Saturday, December 11, 2010

Songs of Songs

Angels. Ghent
Does anybody give it their all the way the angels from the Ghent Altarpiece (1427-29) do? Their effort, their gusto, and the concerted (ha ha!) effort of those incredible frowns render the act of singing a completely physical, and possibly existential, one.  Their refinery is pretty swell, too.  The Ghent Altarpiece is a world unto itself, and the angels have always been favorites: the most physically real of the hundreds of figures painted by Jan and Hubert van Eyck.  While we know that their facial expressions are actually prescribed by singing manuals (one could read the music on singers' faces as well as hear it in their voice in the Middle Ages), I don't think that we know what they're singing.  A song oft sung before, undoubtedly, a song of a song.  And so today, I have two songs of songs - two sets of renditions of songs originally sung by someone else.  For how else to know if a song lives then by someone else singing it?

The first is of wee Eleanor, singing "Cornbread and Butterbeans" (and you across the table; hugging you and kissing you, as long as I am able).  It's by none other than the Carolina Chocolate Drops (who just received a Grammy nomination for Best Traditional Folk Album!!!) and there I am driving her to school the other day, when out of the back seat emerges this little song.  Nice.

The second song resung is actually a gateway to a whole universe of songs resung. History teachers have taken our favorite songs from the 1980s (and yes, mistakes were made, but Siouxie and the Banshees did rock) and rewritten the lyrics to give us prescient and pithy (and rhyming) versions of history. I give you Beowulf, but they have their own channel on YouTube where you can enjoy all 48 they've done thus far (Lady Gaga's "Bad Romance" for the French Revolution is pretty swell).

Happy Holidays to us all!


  1. The last several entries in your blog have left me awed. I remember going to synagogue with my family every Saturday when I was growing up, and listening to Rabbi Cohen's sermons. The prayers and the songs before and after just seemed like the dues one had to pay to listen to the sermon, and the more Hebrew I learned in Hebrew school the more irrelevant those prayers and songs became-- the songs particularly, mostly set to Ashkenazic melodies but sung in modern Sephardic Hebrew, so the accents invariably fell on the wrong syllables, which drove me wild.
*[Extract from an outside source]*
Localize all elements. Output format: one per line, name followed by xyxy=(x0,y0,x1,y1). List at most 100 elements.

    Rabbi Cohen (may he rest in peace) would usually take as his text the portion of the Torah reading for that week, and then he would explicate it, make it come alive, bring it to some contemporary context.... and then....voilĂ , in my eight- or nine-year-old brain would arrive the epiphany, the Ah-Hah moment: So THAT's what this story is about! So THAT's why we should do so and so! So THAT's what being Jewish means! Even now, more than 50 years after all that synagogue-going, after coming to a truce with my discomfort with organized religion, disenchantment with God, disbelief in the chosen-people concept, etc. etc.... I STILL light the Shabbat candles, don't eat pork, don't eat bread (not even brioche or croissants!) during Passover. Why? Because of Rabbi Cohen. Taking a text, a book, a work of art, whatever, and transforming its label "sacred" to "relevant"-- THAT's what a real teacher does.
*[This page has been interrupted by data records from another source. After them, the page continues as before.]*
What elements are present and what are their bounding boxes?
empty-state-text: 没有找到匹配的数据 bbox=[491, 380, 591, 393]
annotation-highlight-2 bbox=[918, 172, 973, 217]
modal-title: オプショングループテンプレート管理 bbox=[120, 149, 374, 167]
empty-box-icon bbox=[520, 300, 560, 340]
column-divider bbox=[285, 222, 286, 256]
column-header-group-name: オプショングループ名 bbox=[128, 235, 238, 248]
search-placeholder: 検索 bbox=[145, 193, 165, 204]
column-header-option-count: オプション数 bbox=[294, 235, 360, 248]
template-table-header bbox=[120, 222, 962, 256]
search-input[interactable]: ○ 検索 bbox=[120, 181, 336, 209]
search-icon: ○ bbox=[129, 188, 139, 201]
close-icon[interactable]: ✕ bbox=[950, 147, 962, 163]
    To read your blog and have you summon up a Van Eyck alterpiece, or a carving on a column, or a stitched-together annotated manuscript, or Mandeville's Travels.... and bring into modern context everything from the Republican's embrace of greed to Wiki-leaks.... simply mindblowing. I imagine you are doing that with your students, not just here in your blog, and that there is a whole group of people whose lives will have been changed because of you. They'll probably still eat pork-- not your fault: we can't all be Rabbi Cohen--, but they will look differently, look deeper, will write their own annotations around the stitched texts in their lives.... and that's a great thing that you are doing. A brilliant thing. I was impressed by how you took the most mundane of peculiarities about Brittany and could reinterpret them in another context. But finding Wiki-leaks in Mandeville's Travels.... that is way, way, WAY cool. Bravo!

    And happy holidays to you, too!

  2. I am completely humbled and inspired, dear David. "From sacred to relevant" - as Mac and I were discussing last night - would be the greatest accomplishment, the greatest liveliness, we could participate in. That the relevance shifts from individual to community and back again, and throughout history, makes it so exciting. Having a friend like you makes it all worthwhile.